Что было дальше — трудно описать. Прежде всего все, включая и солидных членов госкомиссии, бросились фотографироваться около еще не остывшего «Бурана». Потом собрались все вместе: члены госкомиссии, руководители испытаний, командование полигона. Поздравления, объятия, приветствия (Глеб Евгеньевич что есть мочи кричит: «Да здравствует МАП!»). Все бросились подписывать друг у друга вымпелы в честь первого пуска «Бурана», которые Юрий Павлович Семенов припрятал до поры до времени и теперь всем раздавал. Храню такой вымпел и я. Здесь автографы А. А. Максимова, О. Д. Бакланова, О. Н. Шишкина, В. X. Догужиева, Сысцова, Ю. А. Мазжорина (директора головного института Минобщемаша, ученого, интеллигентнейшего человека, прекрасного собеседника), Ю. А. Жукова (начальника полигона), Ю. П. Семенова, Б. И. Губанова, Г. Е. Лозино-Лозинского. Мне дороги эти автографы совсем не потому, что они принадлежат министру или генералу (за время совместной работы я перестал смотреть на них как на сильных мира сего, вершителей наших судеб). Ведь большинство из этих людей — тогдашний цвет, элита нашей российской космонавтики, ее мудрые, умелые рулевые. И я конечно же горжусь, что в какой-то момент судьба свела меня с когортой этих энтузиастов, для которых смысл их жизни — в ракетах, космических аппаратах, в испытаниях, пусках, удачах и авариях, наградах и гонениях, порой, может быть, незаслуженных. Печально, но многих из них уже нет среди нас.

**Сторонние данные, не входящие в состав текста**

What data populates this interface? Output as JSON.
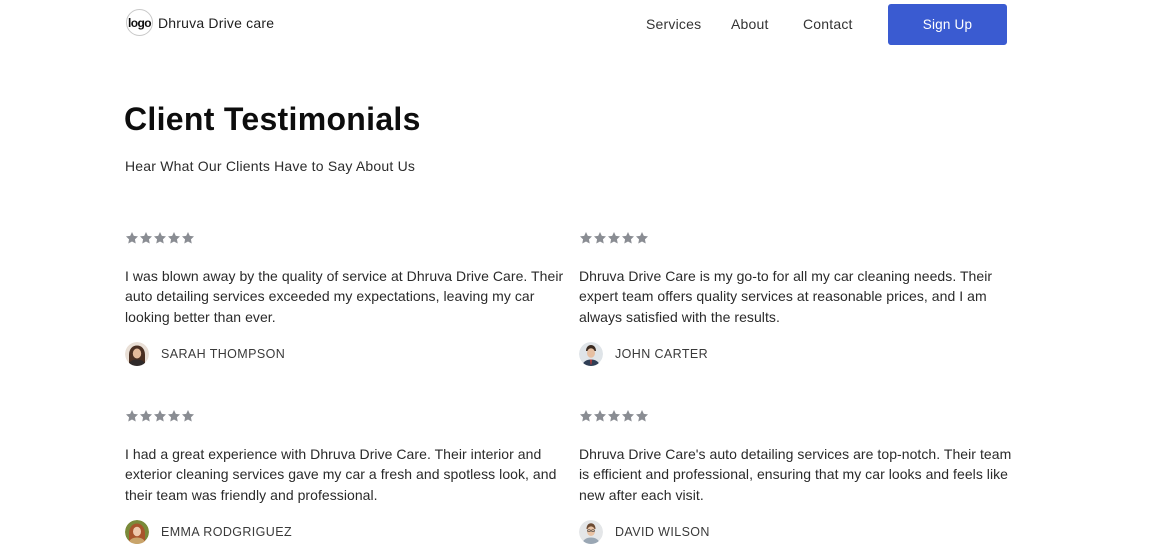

Как это и принято после бурного, эмоционального заседания госкомиссии, все бросились занимать места в самолете (тоже проблема!): каждый стремился быстрее попасть в Москву, чтобы именно из его уст московское начальство узнало детали знаменательного полета. По горячим следам промышленность стала готовить постановление правительства по раздаче наград и премий за пуск «Бурана». Может быть, с позиций сегодняшнего дня это звучит несколько странно и даже смешно, но в этом постановлении предполагалось, наряду с традиционными звездами героев, орденами и лауреатскими премиями, выделить для некоторых организаций несколько участков подмосковной земли под садовые кооперативы, в качестве индивидуальных поощрений и подарков — несколько десятков автомобилей «Волга», кому-то было обещано присвоить без защиты ученые степени доктора технических наук, а у отдельных главных конструкторов появилась возможность в одночасье стать академиками. Так получилось, что я был вынужден отойти от этой приятной работы (это тебе не вагоны и стройматериалы выколачивать для полигона), все распределение прошло без моего участия, ну и результат: насколько мне помнится, я получил очередную благодарность командования и денежную премию в размере месячного оклада. Да разве в этом суть!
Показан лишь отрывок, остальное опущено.